SpaceX is set to officially join the Nasdaq 100 index on Tuesday, giving investors new exposure to the stock while triggering billions of dollars in automatic purchases by index funds.
SpaceX’s inclusion in the Nasdaq 100 marks a new chapter in the stock’s closely watched post-IPO journey. The index is one of the world’s most widely followed technology benchmarks, and also underpins hundreds of funds and investment products designed to track its performance.
There are over 200 investment products with $800 billion in assets that track the Nasdaq 100. Funds that track the index have to buy SpaceX in order to continue mirroring its performance. That means investors who hold Nasdaq 100-related funds will automatically gain exposure to SpaceX.
Recent changes to index methodologies to accommodate mega-sized initial public offerings have enabled SpaceX shares to be fast-tracked into different stock market indexes.
SpaceX has already joined benchmark indexes offered by FTSE Russell and MSCI, two other major index providers. Meanwhile, S&P Dow Jones Indices did not change its methodology rules, so SpaceX will not be eligible to join the S&P 500 for at least a year.
Why is SpaceX joining the Nasdaq 100?
The Nasdaq 100 is an index tracking the 100 largest non-financial stocks traded on the Nasdaq exchange. SpaceX debuted for trading on the Nasdaq and Nasdaq Texas exchanges on June 12.
The Nasdaq 100 is a tech-heavy index and often includes companies with high growth prospects.
The Nasdaq in May announced updated eligibility requirements for a stock to be included in the Nasdaq 100. The changes allow stocks to be eligible to join the index 15 days after an IPO, compared to a previous wait period of at least three months.
“All the different index providers needed to look at their rules and make sure they were fit for purpose, taking into consideration that SpaceX is the largest IPO in history,” said Peter Haynes, head of index and market structure research at TD Securities.
Will SpaceX have a big influence on the Nasdaq 100?
While SpaceX’s market value of more than $2 trillion makes it the sixth-largest publicly traded stock in the United States, it enters the Nasdaq 100 with a significantly smaller weighting and influence.
Nasdaq’s index methodology weights stocks based on the amount of shares available for trading. SpaceX went public with less than 5% of its shares available for trading, meaning its weight in the index will start out much smaller than its true market value.
If you own $100 worth of the Nasdaq 100, you would own about $1 worth of SpaceX shares. SpaceX’s weighting in the Nasdaq 100 could increase significantly over time as more shares become available for trading as lock-up periods expire and the supply of shares on the market increases.

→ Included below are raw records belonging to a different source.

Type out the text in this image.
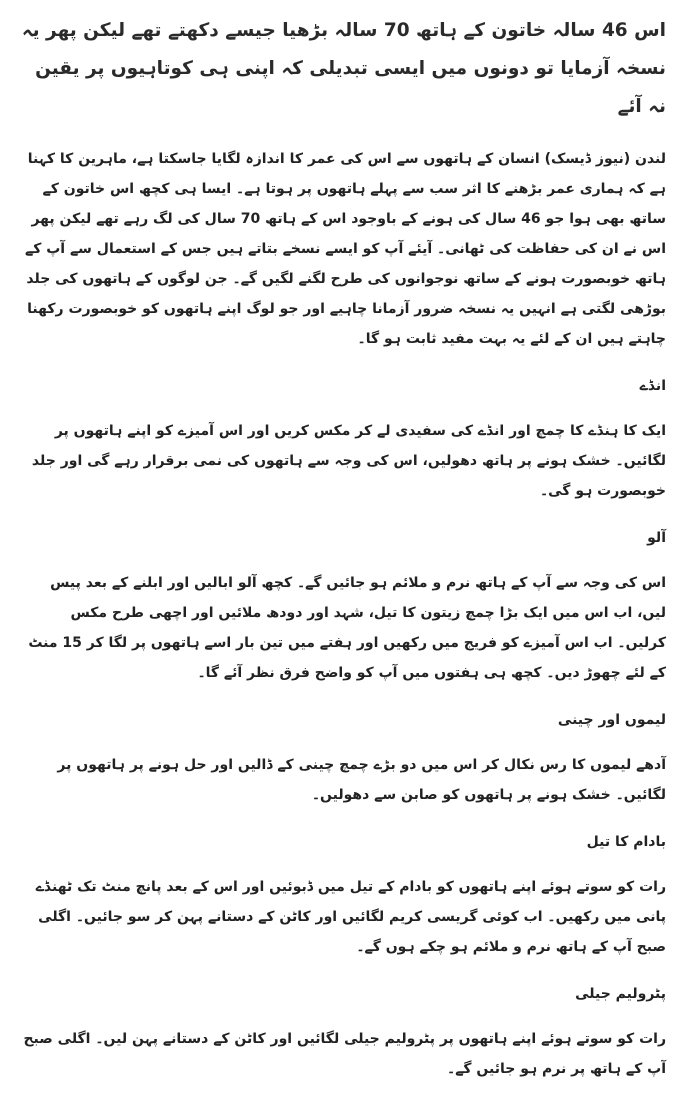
اس 46 سالہ خاتون کے ہاتھ 70 سالہ بڑھیا جیسے دکھتے تھے لیکن پھر یہ نسخہ آزمایا تو دونوں میں ایسی تبدیلی کہ اپنی ہی کوتاہیوں پر یقین نہ آئے
لندن (نیوز ڈیسک) انسان کے ہاتھوں سے اس کی عمر کا اندازہ لگایا جاسکتا ہے، ماہرین کا کہنا ہے کہ ہماری عمر بڑھنے کا اثر سب سے پہلے ہاتھوں پر ہوتا ہے۔ ایسا ہی کچھ اس خاتون کے ساتھ بھی ہوا جو 46 سال کی ہونے کے باوجود اس کے ہاتھ 70 سال کی لگ رہے تھے لیکن پھر اس نے ان کی حفاظت کی ٹھانی۔ آیئے آپ کو ایسے نسخے بتاتے ہیں جس کے استعمال سے آپ کے ہاتھ خوبصورت ہونے کے ساتھ نوجوانوں کی طرح لگنے لگیں گے۔ جن لوگوں کے ہاتھوں کی جلد بوڑھی لگتی ہے انہیں یہ نسخہ ضرور آزمانا چاہیے اور جو لوگ اپنے ہاتھوں کو خوبصورت رکھنا چاہتے ہیں ان کے لئے یہ بہت مفید ثابت ہو گا۔
انڈے
ایک کا ہنڈے کا چمچ اور انڈے کی سفیدی لے کر مکس کریں اور اس آمیزے کو اپنے ہاتھوں پر لگائیں۔ خشک ہونے پر ہاتھ دھولیں، اس کی وجہ سے ہاتھوں کی نمی برقرار رہے گی اور جلد خوبصورت ہو گی۔
آلو
اس کی وجہ سے آپ کے ہاتھ نرم و ملائم ہو جائیں گے۔ کچھ آلو ابالیں اور ابلنے کے بعد پیس لیں، اب اس میں ایک بڑا چمچ زیتون کا تیل، شہد اور دودھ ملائیں اور اچھی طرح مکس کرلیں۔ اب اس آمیزے کو فریج میں رکھیں اور ہفتے میں تین بار اسے ہاتھوں پر لگا کر 15 منٹ کے لئے چھوڑ دیں۔ کچھ ہی ہفتوں میں آپ کو واضح فرق نظر آئے گا۔
لیموں اور چینی
آدھے لیموں کا رس نکال کر اس میں دو بڑے چمچ چینی کے ڈالیں اور حل ہونے پر ہاتھوں پر لگائیں۔ خشک ہونے پر ہاتھوں کو صابن سے دھولیں۔
بادام کا تیل
رات کو سوتے ہوئے اپنے ہاتھوں کو بادام کے تیل میں ڈبوئیں اور اس کے بعد پانچ منٹ تک ٹھنڈے پانی میں رکھیں۔ اب کوئی گریسی کریم لگائیں اور کاٹن کے دستانے پہن کر سو جائیں۔ اگلی صبح آپ کے ہاتھ نرم و ملائم ہو چکے ہوں گے۔
پٹرولیم جیلی
رات کو سوتے ہوئے اپنے ہاتھوں پر پٹرولیم جیلی لگائیں اور کاٹن کے دستانے پہن لیں۔ اگلی صبح آپ کے ہاتھ پر نرم ہو جائیں گے۔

How to avoid exposure to SpaceX?
As SpaceX becomes a feature of more indexes, some investors might want to limit – or outright avoid – exposure to the stock.
For some investors, CEO Elon Musk has become a polarizing figure. Other investors might be skeptical of SpaceX’s valuation. Analysts at Morningstar value the company at half of its IPO debut, with one forecast suggesting intense volatility.
Since SpaceX will not be eligible for inclusion in the S&P 500 for at least a year, buying the S&P 500 would be one of the simplest methods for those investors who wish to avoid SpaceX. (The S&P 500 does, however, include Tesla, Musk’s electric vehicle company).
The blue-chip Dow doesn’t include SpaceX or Tesla. Investing in international index funds to avoid US companies entirely is another strategy.
Different individuals have different reasons for investing. There are pros and cons to trying to build strategies based on avoiding specific companies, noted Warren Hurt, chief investment officer at F&M Trust.
Individuals must weigh what they’re comfortable investing in against the possibility of missing out on returns by avoiding high-growth tech companies. Ultimately, it’s a bet, and a personal choice.
“I think the beauty of what our financial markets offer is there’s a way to really build any strategy that you like,” Hurt said. “You’ve got to decide what allows you to sleep at night.”
How to increase exposure to SpaceX?
For investors eager to trade SpaceX shares, there are various products available to buy and sell.
Exchange-traded funds, or ETFs, that aim to double SpaceX’s gains (but on the downside, also its losses), are hitting the market.
Of course, investors can also buy and sell SpaceX shares directly.
What to watch for
SpaceX shares are up almost 20% from the IPO target price of $135 a share. Still, SpaceX shares are down 21% from their closing peak shortly after the IPO.
Analysts expect the stock price volatility to continue as investors in upcoming quarters gauge the company’s earnings and forecasts.
In order to eventually be included in the S&P 500, SpaceX would need to register four quarters of profits. It took Tesla 10 years to join the S&P 500.
Meanwhile, SpaceX’s weight in the Nasdaq 100 and its share price performance will be under a microscope. The larger its weight in the Nasdaq 100, the more influence it will have on the index’s performance.
“There are going to be a lot of shares hitting the market in the next six months, so there’s going to be a lot of supply,” Hurt said. “The price volatility isn’t over. If anything, it’s probably just beginning.”